1. ## Intro to Analysis

I just started this class and for some reason the material isn't clicking at all. I was wondering if anyone could give me some sort of hint on how to approach this problem. I would GREATLY appreciate it.

2. Originally Posted by haikuambulance
I just started this class and for some reason the material isn't clicking at all. I was wondering if anyone could give me some sort of hint on how to approach this problem. I would GREATLY appreciate it.

I will do the first bit:

$x = qx + (1 - q) x < qx + (1 - q)y$ for $x < y$.

$y = qy + (1 - q) y > qx + (1 - q)y$ for $x < y$.

Therefore $x < qx + (1 - q)y < y$ for $x < y$.

3. Here's how I would do it.

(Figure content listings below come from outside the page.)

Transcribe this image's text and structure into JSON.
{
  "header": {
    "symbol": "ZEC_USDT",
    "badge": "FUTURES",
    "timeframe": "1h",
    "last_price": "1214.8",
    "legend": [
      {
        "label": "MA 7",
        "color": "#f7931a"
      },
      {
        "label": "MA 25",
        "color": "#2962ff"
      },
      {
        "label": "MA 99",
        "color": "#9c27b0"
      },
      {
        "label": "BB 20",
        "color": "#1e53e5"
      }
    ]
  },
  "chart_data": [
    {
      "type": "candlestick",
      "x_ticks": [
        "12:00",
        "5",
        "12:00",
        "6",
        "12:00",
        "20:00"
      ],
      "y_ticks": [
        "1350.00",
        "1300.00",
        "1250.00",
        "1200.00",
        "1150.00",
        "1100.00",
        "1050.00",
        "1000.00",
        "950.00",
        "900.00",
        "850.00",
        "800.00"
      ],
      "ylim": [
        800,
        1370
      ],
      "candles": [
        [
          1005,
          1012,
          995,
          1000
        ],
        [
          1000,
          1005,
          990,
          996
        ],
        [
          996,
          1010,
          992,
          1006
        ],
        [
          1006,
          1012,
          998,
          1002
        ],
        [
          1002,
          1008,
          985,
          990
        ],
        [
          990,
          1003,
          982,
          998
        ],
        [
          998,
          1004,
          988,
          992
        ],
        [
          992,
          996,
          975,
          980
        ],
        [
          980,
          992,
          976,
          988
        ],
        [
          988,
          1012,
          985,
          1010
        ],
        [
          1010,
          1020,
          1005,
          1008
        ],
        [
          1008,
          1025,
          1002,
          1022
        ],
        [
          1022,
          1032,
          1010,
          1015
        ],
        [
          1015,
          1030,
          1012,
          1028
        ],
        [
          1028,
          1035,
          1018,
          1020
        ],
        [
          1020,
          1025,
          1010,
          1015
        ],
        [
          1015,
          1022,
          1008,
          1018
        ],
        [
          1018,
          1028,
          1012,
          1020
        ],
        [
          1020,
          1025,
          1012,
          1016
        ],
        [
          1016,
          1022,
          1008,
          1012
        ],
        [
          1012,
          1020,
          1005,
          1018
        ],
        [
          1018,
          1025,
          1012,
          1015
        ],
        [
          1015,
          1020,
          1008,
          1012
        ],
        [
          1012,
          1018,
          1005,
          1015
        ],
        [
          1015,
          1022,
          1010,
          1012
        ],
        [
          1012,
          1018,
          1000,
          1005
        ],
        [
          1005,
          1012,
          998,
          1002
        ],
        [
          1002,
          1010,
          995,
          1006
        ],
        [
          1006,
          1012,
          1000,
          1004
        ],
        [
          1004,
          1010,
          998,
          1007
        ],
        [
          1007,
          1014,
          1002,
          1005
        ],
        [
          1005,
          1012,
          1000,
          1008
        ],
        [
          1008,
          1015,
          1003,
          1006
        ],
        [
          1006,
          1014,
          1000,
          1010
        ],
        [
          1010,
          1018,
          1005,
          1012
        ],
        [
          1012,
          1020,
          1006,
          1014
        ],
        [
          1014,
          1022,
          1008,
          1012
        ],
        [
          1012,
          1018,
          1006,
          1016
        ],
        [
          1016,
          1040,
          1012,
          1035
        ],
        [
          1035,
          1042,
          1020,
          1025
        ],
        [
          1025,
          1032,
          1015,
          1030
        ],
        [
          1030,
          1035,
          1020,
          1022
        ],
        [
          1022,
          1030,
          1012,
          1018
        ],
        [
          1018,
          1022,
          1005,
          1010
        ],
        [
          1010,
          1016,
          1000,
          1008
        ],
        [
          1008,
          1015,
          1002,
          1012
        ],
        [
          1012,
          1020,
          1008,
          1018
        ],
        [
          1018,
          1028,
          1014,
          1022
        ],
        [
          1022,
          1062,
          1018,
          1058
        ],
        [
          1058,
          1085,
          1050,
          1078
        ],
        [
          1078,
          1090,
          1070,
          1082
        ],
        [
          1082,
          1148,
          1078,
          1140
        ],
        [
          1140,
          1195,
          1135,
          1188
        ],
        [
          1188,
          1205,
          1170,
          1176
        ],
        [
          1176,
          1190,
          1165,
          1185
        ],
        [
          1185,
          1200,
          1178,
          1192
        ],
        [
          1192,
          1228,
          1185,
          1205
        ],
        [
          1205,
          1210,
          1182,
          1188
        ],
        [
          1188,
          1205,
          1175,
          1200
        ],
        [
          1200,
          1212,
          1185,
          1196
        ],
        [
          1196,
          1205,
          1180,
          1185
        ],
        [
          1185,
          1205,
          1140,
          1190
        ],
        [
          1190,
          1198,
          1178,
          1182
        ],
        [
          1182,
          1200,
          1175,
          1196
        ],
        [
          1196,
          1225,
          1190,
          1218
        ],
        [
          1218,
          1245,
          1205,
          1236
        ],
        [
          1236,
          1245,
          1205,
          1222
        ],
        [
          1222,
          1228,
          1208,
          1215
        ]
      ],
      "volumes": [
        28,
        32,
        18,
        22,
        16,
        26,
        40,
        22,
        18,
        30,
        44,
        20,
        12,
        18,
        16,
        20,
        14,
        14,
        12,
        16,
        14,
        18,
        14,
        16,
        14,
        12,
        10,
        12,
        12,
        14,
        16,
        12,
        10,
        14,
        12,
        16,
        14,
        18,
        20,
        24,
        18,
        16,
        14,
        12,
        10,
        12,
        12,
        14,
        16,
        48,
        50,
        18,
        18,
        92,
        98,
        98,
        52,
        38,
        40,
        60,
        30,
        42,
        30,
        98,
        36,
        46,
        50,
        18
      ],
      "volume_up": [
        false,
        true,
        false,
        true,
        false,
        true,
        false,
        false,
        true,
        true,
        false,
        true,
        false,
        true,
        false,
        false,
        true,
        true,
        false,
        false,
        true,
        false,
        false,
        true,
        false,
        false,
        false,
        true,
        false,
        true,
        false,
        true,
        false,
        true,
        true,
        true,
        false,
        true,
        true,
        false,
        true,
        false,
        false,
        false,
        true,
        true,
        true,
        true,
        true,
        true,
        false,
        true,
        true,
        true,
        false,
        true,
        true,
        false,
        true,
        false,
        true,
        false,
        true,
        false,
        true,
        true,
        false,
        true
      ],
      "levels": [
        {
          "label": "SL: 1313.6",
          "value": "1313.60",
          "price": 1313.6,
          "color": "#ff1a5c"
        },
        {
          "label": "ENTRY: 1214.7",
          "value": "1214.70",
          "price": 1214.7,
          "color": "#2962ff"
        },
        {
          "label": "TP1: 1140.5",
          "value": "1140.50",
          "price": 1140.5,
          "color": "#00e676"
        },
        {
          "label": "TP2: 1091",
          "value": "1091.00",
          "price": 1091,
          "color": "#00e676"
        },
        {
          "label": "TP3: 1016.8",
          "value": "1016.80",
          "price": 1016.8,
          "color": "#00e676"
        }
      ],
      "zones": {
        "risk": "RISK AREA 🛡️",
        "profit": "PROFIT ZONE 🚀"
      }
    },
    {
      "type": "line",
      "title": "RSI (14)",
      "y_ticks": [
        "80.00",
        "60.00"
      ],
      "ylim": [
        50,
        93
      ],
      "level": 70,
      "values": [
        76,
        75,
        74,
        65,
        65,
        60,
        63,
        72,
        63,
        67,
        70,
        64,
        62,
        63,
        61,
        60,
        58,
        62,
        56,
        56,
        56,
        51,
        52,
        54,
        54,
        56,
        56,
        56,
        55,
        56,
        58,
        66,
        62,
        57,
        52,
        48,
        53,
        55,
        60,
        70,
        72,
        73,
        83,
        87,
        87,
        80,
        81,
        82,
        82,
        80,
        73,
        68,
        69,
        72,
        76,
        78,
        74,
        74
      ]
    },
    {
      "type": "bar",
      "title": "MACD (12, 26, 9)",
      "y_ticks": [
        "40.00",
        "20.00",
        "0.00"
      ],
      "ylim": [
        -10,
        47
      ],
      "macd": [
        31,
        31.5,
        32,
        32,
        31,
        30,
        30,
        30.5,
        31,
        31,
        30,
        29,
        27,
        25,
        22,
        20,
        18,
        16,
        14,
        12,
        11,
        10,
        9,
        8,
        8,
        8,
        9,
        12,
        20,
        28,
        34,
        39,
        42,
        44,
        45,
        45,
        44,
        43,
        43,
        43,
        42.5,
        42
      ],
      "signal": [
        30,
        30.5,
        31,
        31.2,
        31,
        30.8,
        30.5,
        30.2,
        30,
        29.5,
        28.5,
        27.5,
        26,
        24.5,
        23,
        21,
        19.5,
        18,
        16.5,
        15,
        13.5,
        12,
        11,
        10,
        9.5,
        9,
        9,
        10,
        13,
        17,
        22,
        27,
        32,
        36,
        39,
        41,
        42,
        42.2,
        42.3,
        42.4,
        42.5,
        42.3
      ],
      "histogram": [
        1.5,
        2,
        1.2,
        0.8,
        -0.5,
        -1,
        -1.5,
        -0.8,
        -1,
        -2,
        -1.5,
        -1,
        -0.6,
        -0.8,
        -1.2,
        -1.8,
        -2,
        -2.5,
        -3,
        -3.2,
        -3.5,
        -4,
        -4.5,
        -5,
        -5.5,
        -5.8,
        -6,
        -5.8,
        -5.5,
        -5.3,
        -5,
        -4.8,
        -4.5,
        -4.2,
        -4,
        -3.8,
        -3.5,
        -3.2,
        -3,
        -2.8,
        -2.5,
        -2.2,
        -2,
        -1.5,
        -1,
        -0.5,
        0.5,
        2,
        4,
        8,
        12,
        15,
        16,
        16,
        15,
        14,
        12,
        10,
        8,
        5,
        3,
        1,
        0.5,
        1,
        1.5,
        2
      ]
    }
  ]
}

Since x< y, y- x> 0. Since q< 1, subtracting q from each part, 0< 1-q. Since 0< q, -q< 0 and 1- q< 1. Setting p= 1- q, we also have 0< p< 1. multiplying each part by the positive number y- x, 0(y-x)< p(y-x)< 1(y-x) or 0< py- px< y- x. Adding x to each part, x< py- px+ x< y. -px+ x= (1- p)x= qx and py= (1-q)y so that is x< (1- q)y+ qx< y.

(I first did that using "q" rather than "p" and arrived at x< qy+ (1-q)x< y which is true but not what is wanted. That when I switched to p= 1- q and did the same proof.)